Lo ripetiamo ancora una volta: l'episodio 13 de L'Attacco dei Giganti 3 ci ha fatto sentire a casa. Dopo che la Parte 1, nel corso delle sue 12 puntate, ci aveva presentato un intreccio narrativo dai toni politici, sentivamo la necessità di ritornare sugli aridi e violenti campi di battaglia, laddove la serie anime di Wit Studio era sempre riuscita a impressionarci in positivo grazie al suo incredibile comparto tecnico.

Certo, l'arco narrativo della Rivolta ha gettato delle basi cruciali ai fini della scrittura, risvolti tutt'ora fondamentali per lo svolgersi degli eventi. Eppure, ora che lo scontro risolutivo sembra averci portato nuovamente alle origini dell'opera, non possiamo che esserne felici: sappiamo che la Parte 2 sarà condensata in "soli" dieci episodi, ma sembra che l'anime voglia dettare già dalla puntata numero 1 i toni e i ritmi di un racconto che si preannuncia a dir poco pirotecnico.

E se l'atmosfera, così come i sontuosi accompagnamenti sonori, fanno da padroni nel coinvolgimento emotivo e nella resa artistica della produzione, dall'altro sono ancora una volta i disegni a fare la differenza. Lo splendido character design esplode più forte che mai nella riproposizione di primi piani intensi e incredibilmente espressivi, ma è soprattutto nelle animazioni che abbiamo riconosciuto il non plus ultra dell'industria moderna.

Attraverso il sapiente utilizzo del digitale, "La città dove tutto iniziò" mette a segno alcuni colpi visivi mozzafiato, attraverso movimenti di macchina e soluzioni di regia che, accompagnandosi a un reparto di animazioni fuori scala, rende le aspettative di questa Parte 2 decisamente promettenti.

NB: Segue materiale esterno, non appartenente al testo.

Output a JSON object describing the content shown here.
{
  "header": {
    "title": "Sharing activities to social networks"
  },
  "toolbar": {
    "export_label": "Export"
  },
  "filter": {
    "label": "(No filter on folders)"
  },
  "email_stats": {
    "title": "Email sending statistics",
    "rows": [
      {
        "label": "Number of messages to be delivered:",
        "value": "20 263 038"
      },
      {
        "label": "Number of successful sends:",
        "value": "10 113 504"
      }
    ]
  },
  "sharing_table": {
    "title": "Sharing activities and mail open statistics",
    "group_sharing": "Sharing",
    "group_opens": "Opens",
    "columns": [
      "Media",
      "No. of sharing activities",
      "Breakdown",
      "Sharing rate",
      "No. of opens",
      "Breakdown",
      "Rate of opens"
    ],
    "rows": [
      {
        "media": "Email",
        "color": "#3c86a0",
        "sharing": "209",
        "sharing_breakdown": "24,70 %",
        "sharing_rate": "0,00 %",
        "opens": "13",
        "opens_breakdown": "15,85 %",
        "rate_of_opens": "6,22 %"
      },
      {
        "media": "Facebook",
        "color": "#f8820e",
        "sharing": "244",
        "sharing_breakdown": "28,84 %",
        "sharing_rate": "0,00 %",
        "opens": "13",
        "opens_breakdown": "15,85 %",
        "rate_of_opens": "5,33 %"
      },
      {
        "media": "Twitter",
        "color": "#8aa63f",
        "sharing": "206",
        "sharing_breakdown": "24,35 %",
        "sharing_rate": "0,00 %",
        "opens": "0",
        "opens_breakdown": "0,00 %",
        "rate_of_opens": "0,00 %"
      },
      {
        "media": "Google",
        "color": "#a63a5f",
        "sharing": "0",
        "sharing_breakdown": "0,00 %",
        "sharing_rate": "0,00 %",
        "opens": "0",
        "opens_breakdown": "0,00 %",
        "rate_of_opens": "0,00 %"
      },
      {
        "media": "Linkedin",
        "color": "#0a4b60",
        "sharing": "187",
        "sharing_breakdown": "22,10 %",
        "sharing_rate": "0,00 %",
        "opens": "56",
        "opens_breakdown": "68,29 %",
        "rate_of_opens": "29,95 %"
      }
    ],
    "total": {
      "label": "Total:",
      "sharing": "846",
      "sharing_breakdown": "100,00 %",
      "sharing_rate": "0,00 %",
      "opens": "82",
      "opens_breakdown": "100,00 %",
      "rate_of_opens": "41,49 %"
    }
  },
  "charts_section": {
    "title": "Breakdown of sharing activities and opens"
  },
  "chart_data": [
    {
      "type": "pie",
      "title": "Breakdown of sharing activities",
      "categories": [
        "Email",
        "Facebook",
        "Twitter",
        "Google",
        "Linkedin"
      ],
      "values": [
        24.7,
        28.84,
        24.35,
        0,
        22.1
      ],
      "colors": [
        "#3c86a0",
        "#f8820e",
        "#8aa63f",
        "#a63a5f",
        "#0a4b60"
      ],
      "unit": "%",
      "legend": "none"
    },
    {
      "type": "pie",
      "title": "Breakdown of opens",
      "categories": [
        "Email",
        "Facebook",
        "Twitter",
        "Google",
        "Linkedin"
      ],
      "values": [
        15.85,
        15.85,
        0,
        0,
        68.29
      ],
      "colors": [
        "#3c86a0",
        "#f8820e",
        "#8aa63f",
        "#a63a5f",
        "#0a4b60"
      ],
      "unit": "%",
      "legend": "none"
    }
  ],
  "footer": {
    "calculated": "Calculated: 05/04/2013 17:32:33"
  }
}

L'Attacco dei Giganti - Stagione 3 Si riparte alla grande: l'episodio 13 della terza stagione anime di Shingeki no Kyojin sembra lo specchio riflesso dei due grandi blocchi narrativi di questa produzione. Una prima parte più riflessiva e strategica, un secondo atto che invece esplode in un tripudio di sequenze, animazioni ed effetti speciali mozzafiato. Bentornato, Attack on Titan.